# Another Mathmatical Problem..

• Aug 7th 2006, 11:11 AM
c00ky
Another Mathmatical Problem..
Problem:

The following experimental data values of x and y are believed to be related by the law y = mx^2 + c, where m and c are constants. By plotting a suitable graph, verify that this law does indeed relate the values and find approximate values of m and c.

x 2.3 4.1 6.0 8.4 9.9 11.3

y 13.9 31.2 60.2 111.8 153.0 197.5
• Aug 7th 2006, 11:40 AM
galactus
I used Excel to plot this graph using your data and a quadric regression. I hope I didn't get it too small. Note the coorelation coefficient R^2. It's 1. That means it's as good as it gets as far as regressions go.

Incase you can't make it out, the equation is $\displaystyle 1.4938x^{2}+0.0809x+5.8118$
• Aug 7th 2006, 11:52 AM
c00ky
Could you breifly explain how you solved this problem? I'm a little confused.

Once i understand this problem, i shall try some similar ones.

Thanks for your help so far.
• Aug 7th 2006, 12:24 PM
ThePerfectHacker
Do not beg for answers! You can wait for a response! :mad:
-=USER WARNED=-
• Aug 7th 2006, 12:25 PM
galactus
All I done was to use Excel. It did all the work. If you want to perform a quadric regression by hand....good luck. That's what technology is for. Do you have a TI-83?. I believe it'll do regression: linear, quadric, cubic, quartic, sine, logistic, exponential, etc....
• Aug 7th 2006, 12:53 PM
CaptainBlack
Quote:

Originally Posted by c00ky
Problem:

The following experimental data values of x and y are believed to be related by the law y = mx^2 + c, where m and c are constants. By plotting a suitable graph, verify that this law does indeed relate the values and find approximate values of m and c.

x 2.3 4.1 6.0 8.4 9.9 11.3

y 13.9 31.2 60.2 111.8 153.0 197.5

Plot a graph of y against x^2 (x^2 the independent variable and y the
dependent), it should be a straight line, its slope will be m, and the intercept
on the x^2=0 axis will be c.

RonL
• Aug 7th 2006, 02:01 PM
galactus
Yes, I am sorry, but I was wrong. A linear regression is more suited, as Cap,N said. I saw the x^2 and got carried away.

If you want to perform a linear regression 'by hand' you can use the following formulae:

y=mx+b, n=number of data points.

$\displaystyle m=slope=\frac{n\sum{xy}-(\sum{x})(\sum{y})}{n\sum{x^{2}}-(\sum{x})^{2}}$

b=y-intercept=$\displaystyle \frac{\sum{y}}{n}-m\frac{\sum{x}}{n}$

Personally, I would use my calculator to do it, unless, you're forbidden.

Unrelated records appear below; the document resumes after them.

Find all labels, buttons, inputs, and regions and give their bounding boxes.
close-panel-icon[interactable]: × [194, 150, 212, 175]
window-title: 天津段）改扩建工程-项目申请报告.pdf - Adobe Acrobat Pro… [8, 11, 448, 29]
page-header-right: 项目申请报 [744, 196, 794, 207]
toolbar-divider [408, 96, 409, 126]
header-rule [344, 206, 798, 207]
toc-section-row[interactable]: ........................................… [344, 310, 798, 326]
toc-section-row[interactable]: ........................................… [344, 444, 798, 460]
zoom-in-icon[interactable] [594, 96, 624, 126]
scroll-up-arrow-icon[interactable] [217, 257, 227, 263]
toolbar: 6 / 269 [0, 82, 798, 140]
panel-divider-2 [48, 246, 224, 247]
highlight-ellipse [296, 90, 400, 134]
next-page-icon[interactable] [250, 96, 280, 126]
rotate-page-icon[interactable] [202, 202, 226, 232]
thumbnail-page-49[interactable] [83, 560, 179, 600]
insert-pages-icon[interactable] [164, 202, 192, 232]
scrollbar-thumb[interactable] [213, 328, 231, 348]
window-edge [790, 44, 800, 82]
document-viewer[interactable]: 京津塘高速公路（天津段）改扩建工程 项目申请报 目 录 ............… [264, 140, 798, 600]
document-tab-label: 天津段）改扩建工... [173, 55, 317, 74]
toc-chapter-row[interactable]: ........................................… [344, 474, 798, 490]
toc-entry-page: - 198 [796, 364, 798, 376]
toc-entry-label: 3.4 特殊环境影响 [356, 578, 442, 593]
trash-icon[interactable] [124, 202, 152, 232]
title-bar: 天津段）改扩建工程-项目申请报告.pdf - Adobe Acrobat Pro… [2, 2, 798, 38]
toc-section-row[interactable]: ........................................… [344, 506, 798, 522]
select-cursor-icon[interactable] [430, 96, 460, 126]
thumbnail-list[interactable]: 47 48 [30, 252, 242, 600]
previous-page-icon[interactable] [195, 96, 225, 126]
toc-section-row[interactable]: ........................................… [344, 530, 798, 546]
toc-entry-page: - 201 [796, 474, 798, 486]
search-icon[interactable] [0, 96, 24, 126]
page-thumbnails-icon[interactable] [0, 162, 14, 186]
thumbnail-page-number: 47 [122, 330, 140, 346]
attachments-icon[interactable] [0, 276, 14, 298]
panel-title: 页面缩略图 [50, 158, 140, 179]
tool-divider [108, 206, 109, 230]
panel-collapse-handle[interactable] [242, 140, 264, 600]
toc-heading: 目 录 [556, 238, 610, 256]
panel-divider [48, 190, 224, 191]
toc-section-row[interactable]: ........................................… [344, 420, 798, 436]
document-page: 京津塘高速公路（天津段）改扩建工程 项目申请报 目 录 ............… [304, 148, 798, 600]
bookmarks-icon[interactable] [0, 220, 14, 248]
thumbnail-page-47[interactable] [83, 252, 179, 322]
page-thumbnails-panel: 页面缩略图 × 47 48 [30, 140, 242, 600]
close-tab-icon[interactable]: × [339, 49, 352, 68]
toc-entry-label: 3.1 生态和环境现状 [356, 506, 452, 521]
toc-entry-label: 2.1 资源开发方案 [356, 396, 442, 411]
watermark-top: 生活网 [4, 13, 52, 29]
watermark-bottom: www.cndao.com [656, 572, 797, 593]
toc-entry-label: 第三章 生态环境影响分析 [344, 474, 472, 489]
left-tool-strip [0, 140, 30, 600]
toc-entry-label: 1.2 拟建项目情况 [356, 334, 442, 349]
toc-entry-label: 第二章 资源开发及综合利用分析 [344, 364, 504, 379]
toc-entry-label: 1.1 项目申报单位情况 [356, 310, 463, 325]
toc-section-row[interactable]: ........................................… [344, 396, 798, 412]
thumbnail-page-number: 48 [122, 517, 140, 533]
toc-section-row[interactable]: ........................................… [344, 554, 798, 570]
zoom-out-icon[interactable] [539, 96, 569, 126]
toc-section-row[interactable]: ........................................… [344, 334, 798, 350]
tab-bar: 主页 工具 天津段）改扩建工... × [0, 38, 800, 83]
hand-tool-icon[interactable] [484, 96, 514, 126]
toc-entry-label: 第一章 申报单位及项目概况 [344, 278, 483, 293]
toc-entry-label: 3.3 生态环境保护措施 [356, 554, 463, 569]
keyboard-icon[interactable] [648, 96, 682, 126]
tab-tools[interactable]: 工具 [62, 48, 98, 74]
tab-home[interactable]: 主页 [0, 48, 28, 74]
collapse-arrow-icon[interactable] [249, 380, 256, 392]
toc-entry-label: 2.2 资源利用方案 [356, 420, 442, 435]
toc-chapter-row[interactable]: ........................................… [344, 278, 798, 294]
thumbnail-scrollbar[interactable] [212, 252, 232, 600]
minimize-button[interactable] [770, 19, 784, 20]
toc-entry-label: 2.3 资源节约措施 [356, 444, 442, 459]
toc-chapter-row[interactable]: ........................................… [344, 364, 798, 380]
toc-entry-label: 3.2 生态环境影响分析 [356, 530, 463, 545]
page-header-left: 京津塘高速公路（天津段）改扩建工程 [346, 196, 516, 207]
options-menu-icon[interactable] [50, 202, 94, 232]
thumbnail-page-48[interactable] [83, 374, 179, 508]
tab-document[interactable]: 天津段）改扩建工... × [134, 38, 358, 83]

Just thought you'd be interested.
• Aug 7th 2006, 02:58 PM
topsquark
Quote:

Originally Posted by c00ky
Problem:

The following experimental data values of x and y are believed to be related by the law y = mx^2 + c, where m and c are constants. By plotting a suitable graph, verify that this law does indeed relate the values and find approximate values of m and c.

x 2.3 4.1 6.0 8.4 9.9 11.3

y 13.9 31.2 60.2 111.8 153.0 197.5

Actually, it's fairly easy to figure out the equations for the coefficients of a least squares (polynomial) regression curve. (The problem for me is the formulae for the error estimates. I don't know how to do those.) If you like I can show you the general method. I should warn you that it involves a little Calculus (not much though). I won't post it unless you ask, since coding it will take a bit of time, but I would be happy to do so.

-Dan
• Aug 7th 2006, 06:23 PM
ThePerfectHacker
Quote:

Originally Posted by topsquark
I should warn you that it involves a little Calculus (not much though).

It actually involves quite a lot of calculus,...mutli-variable funtions,....partial diffrenciation,....hessian matrix.
• Aug 8th 2006, 03:59 AM
c00ky
Thanks Guys, I followed captain blacks steps and i think i've cracked it!